Nach der Entwicklung der Strategie begann 2023 die Umsetzungsphase. Zu den laufenden Projekten gehören „Digital.Makerspace.Mobil“ (ein außerschulisches Bildungsangebot mit dem SJR), der interaktive Erlebnisraum Zukunftslabor, das intelligente Abfallmanagement „Smart Waste“, Programme für die sensorunterstützte Messung von Passantenfrequenzen, Bodenfeuchtigkeit, Einsatzbedarf vom Winterdienst und Klimathemen. „Alle laufen sehr gut“, sagte Ellinger. Aktuell in Bearbeitung sind Vorhaben in den Bereichen Verkehrssensorik, digitale Stelen, Parkraum-Monitoring, Biodiversität, Fassadenbegrünung und die Erstellung einer urbanen Datenplattform. In Planung sind Projekte zur Straßenzustandserfassung und zur KI-Unterstützung der Verwaltung.

Projektende oder Verlängerung?

Helmut Berchtold (CSU) erinnerte an die „sehr intensive und emotionale“ Diskussion Ende April im Personalausschuss. Die Verlängerung um ein Jahr finde er gut, weil sich dadurch der Eigenanteil auf zwei Jahre verteile und den Haushalt entlaste. Aber ihn beschäftige weiterhin die Frage, was dann ab 2028 mit den Projektinhalten passiere. Wohin und wie wolle man sie überführen? Er wunderte sich, dass er im Rahmen dieser Sitzung erstmalig vom Jugendprojekt mit dem Stadtjugendring gehört habe.

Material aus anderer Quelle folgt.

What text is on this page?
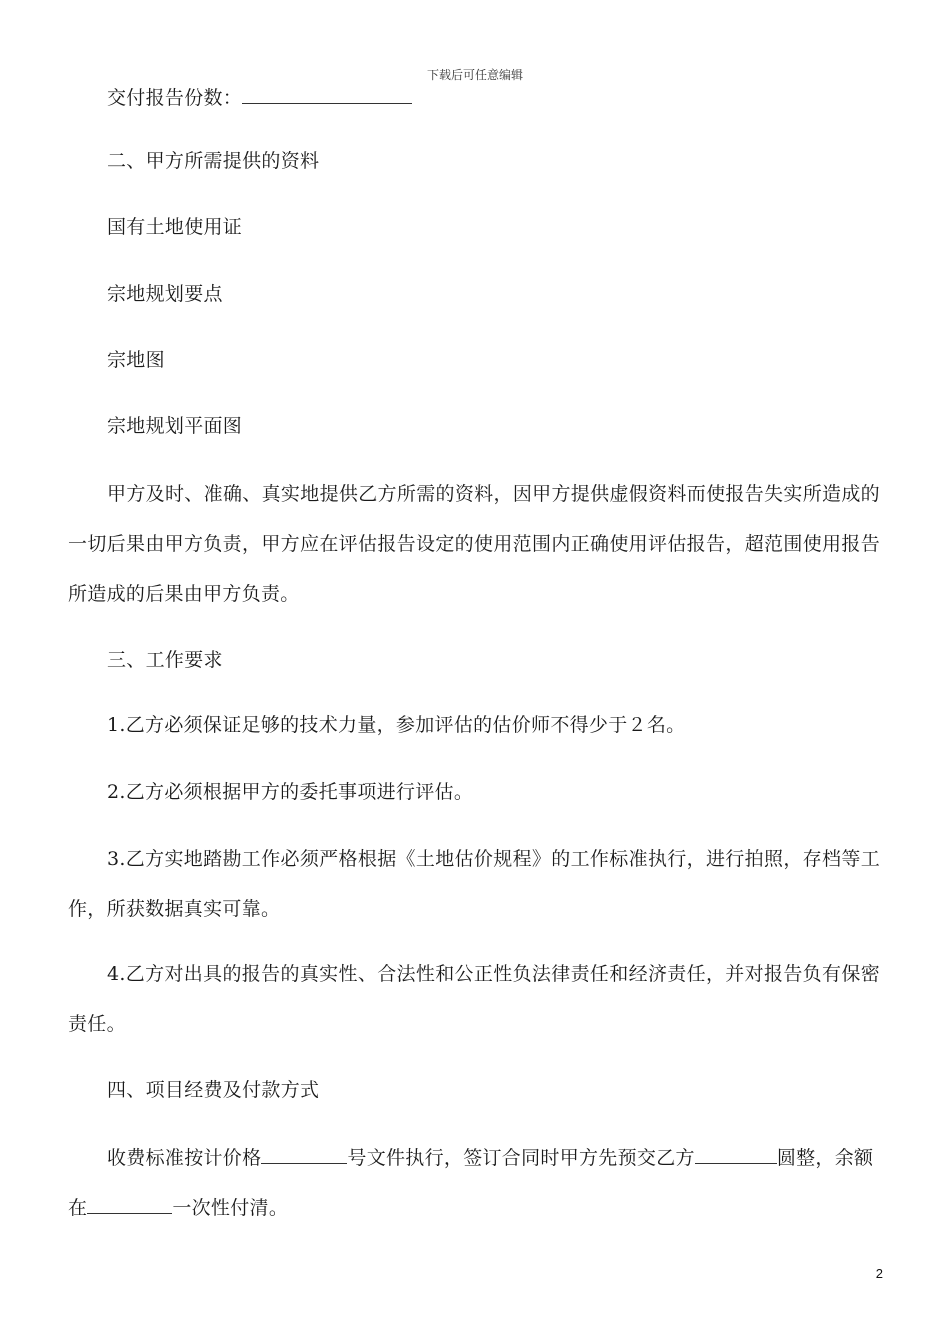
下载后可任意编辑
交付报告份数：
二、甲方所需提供的资料
国有土地使用证
宗地规划要点
宗地图
宗地规划平面图
甲方及时、准确、真实地提供乙方所需的资料，因甲方提供虚假资料而使报告失实所造成的
一切后果由甲方负责，甲方应在评估报告设定的使用范围内正确使用评估报告，超范围使用报告
所造成的后果由甲方负责。
三、工作要求
1.乙方必须保证足够的技术力量，参加评估的估价师不得少于２名。
2.乙方必须根据甲方的委托事项进行评估。
3.乙方实地踏勘工作必须严格根据《土地估价规程》的工作标准执行，进行拍照，存档等工
作，所获数据真实可靠。
4.乙方对出具的报告的真实性、合法性和公正性负法律责任和经济责任，并对报告负有保密
责任。
四、项目经费及付款方式
收费标准按计价格	号文件执行，签订合同时甲方先预交乙方	圆整，余额
在	一次性付清。
2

„Schade, dass das Volumen reduziert wird, aber es hilft dem Haushalt“, sagte Katharina Schrader (SPD). „Aufhören und zurückzahlen bringe nichts.“ „Niemand zwingt uns in die Verlängerung“, sagte Andreas Kibler (FW). Ein Jahr früher aufzuhören sei durchaus vertretbar. Eine Verlängerung ändere nichts daran, dass Förderprojekte keine nachhaltigen Lösungen bieten würden. Der Teil „Digital.Makerspace.Mobil“ sei sowieso ein „Kuckuckskind“, er würde eher ins Referat 5 (Jugend, Schule und Soziales) passen. Natürlich setze das Sozialreferat den Projektanteil um, entgegnete Ellinger.

Mithilfe der Smart-City-Förderung könne man eine Infra­struktur aufbauen, die man nicht direkt sehe, aber eine höhere Wirtschaftlichkeit ermögliche, betonte Chrsitian Ziegler vom AÜW. Das Jugendprojekt mache nur einen kleinen Anteil aus, sei aber ein unglaublicher Gewinn, es vermittle Medienkompetenz und stärke die Demokratie, so SJR-Geschäftsführer Alexander Haag. Bereits 450 junge Menschen gehörten zu den Nutzern. Mit Smart City investiere man in die Zukunft, hob Franz Josef Natterer-Babych (ÖDP) hervor.

Große, umfangreiche Projekte verursachten immer Probleme, berichtete Prof. Robert Schmidt aus seinen Erfahrungen. Er lobte Ellinger, dass es ihm gelungen sei, über die Bedingungen erfolgreich nachzuverhandeln. Das sei alles andere als üblich. Auch wenn das Projekt auslaufe, bleibe das Knowhow erhalten, das andere weiter nutzen könnten, meinte Schmidt.

Josef Mayr (CSU) erinnerte an die vielen Versprechen am Anfang des Projekts, zum Beispiel, dass es in der Verwaltung zu Personaleinsparungen führen werde. Man solle darauf achten, dass von dem Samen, den man jetzt säe, möglichst viel zehn bis 20 Jahre lang halte, mahnte er. Es sei wichtig, die Inhalte in einfacher Form in die Öffentlichkeit zu tragen.

Der Ausschuss stimmte der Verlängerung des Projektes und der notwendigen Personalressourcen zu. Nur Andreas Kibler war dagegen.